An investor-owned power company in southern Minnesota won regulatory approval Thursday to sell its assets to 12 cooperative utilities in a $122 million deal that will mean higher electricity prices for 43,000 customers.
The deal, affecting electric customers in Albert Lea and other small cities long served by Interstate Power & Light (IPL), represents the closing of a historical loop. Early in the 20th century, many investor-owned utilities wired up towns and houses on the roads between towns, but not farms, which were too widely spaced.
"Our co-ops, 80 years ago, were formed primarily because we couldn't get electric service extended into the rural areas," said Brian Krambeer, CEO of Tri-County Electric Cooperative in Rushford and head of the co-op buyers group. "Today we're actually having an opportunity to buy out the investor-owned utility that weaved through southern Minnesota."
Although the co-ops say the deal offers long-term benefits to IPL customers who will become member-owners, it carries a price. Most of the co-ops have higher electric rates than IPL, which hasn't sought an increase since 2010.
The Minnesota Public Utilities Commission approved the transaction 4-0, but will monitor a rate-moderation plan that bars any increase in former IPL customers' basic distribution rates for three years, and limits increases to 5 percent per year for two more years. After that, the co-ops will set their own rates, as they are permitted to do under state law.
Despite the rate mitigation, customers of IPL still face electric bill increases of 5 percent to 7 percent after the deal closes. That's because IPL will purchase power at higher rates for 10 years from IPL's parent company Alliant Energy. Most coops don't generate electricity, and their purchased power and transmission costs are a separate item on electric bills.
The Minnesota Chamber of Commerce and state attorney general's office objected to IPL getting a profit on the sale, which was priced at nearly $17 million over the book value of the utility assets. IPL also will make higher returns on selling wholesale power to the co-ops.
Regulators also expressed concern about future rate hikes for former IPL customers. Commissioner Nancy Lange, who ultimately voted for the deal, worried about the IPL ratepayers: "This isn't some frozen-in-time rate situation. These rates are going to go up 15 to 20 percent."

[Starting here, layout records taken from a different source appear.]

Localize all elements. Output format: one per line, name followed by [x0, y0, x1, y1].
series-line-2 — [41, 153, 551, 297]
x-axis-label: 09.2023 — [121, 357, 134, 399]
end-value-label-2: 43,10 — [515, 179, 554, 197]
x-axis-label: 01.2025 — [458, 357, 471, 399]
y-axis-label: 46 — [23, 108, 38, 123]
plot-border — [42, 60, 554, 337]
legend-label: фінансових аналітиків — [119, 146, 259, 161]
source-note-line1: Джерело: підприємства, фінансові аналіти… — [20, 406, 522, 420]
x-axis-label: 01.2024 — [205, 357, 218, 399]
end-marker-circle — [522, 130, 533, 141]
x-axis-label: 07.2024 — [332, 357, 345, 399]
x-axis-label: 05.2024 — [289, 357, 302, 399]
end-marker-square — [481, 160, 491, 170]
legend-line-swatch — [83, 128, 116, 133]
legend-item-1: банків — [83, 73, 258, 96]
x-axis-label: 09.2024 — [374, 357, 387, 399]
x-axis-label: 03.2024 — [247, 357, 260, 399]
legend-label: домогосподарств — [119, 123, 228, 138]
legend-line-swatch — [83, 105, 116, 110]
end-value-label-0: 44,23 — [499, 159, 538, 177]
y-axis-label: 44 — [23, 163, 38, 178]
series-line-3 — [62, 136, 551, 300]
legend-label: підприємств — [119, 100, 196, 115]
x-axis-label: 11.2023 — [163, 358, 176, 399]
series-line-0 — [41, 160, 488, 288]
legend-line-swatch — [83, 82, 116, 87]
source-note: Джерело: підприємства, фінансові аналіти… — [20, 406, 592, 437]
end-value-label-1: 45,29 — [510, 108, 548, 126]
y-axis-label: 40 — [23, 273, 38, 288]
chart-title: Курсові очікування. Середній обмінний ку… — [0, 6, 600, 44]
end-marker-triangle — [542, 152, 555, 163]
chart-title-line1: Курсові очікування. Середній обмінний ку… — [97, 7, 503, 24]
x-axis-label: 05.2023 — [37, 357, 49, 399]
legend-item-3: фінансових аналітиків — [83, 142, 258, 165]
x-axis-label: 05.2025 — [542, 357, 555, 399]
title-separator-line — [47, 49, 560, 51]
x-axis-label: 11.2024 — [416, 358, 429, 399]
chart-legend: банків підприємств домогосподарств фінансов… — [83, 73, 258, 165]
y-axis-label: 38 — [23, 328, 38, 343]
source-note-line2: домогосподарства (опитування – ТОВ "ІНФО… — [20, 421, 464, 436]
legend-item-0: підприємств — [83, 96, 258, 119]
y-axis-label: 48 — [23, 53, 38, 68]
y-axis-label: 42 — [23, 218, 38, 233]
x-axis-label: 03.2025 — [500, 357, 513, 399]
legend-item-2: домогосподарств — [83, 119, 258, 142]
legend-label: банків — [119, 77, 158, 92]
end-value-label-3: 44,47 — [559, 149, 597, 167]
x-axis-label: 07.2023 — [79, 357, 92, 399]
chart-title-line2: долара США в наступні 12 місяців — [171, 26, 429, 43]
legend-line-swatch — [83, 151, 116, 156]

The co-ops' attorney, Hap LeVander, said co-op customers elect the boards that set rates, and will have a say in future rates. Some co-ops already have rural and city rates to reflect the different costs of serving concentrated and dispersed customers.
"This was a golden opportunity to acquire a customer base that they wouldn't be able to grow indigenously in their areas," LeVander said of the co-ops' motives.
Each co-op will absorb some IPL members, in numbers ranging from 800 to 15,000 per coop. Freeborn-Mower Cooperative Services will see more than a threefold increase in customers by adding 15,000 Albert Lea customers to its 6,100 existing customers.
Jim Krueger, Freeborn-Mower's CEO, said the co-op will hire 20 IPL employees, the largest share of any co-op. More than 20 other IPL employees are expected to be hired by other acquiring co-ops.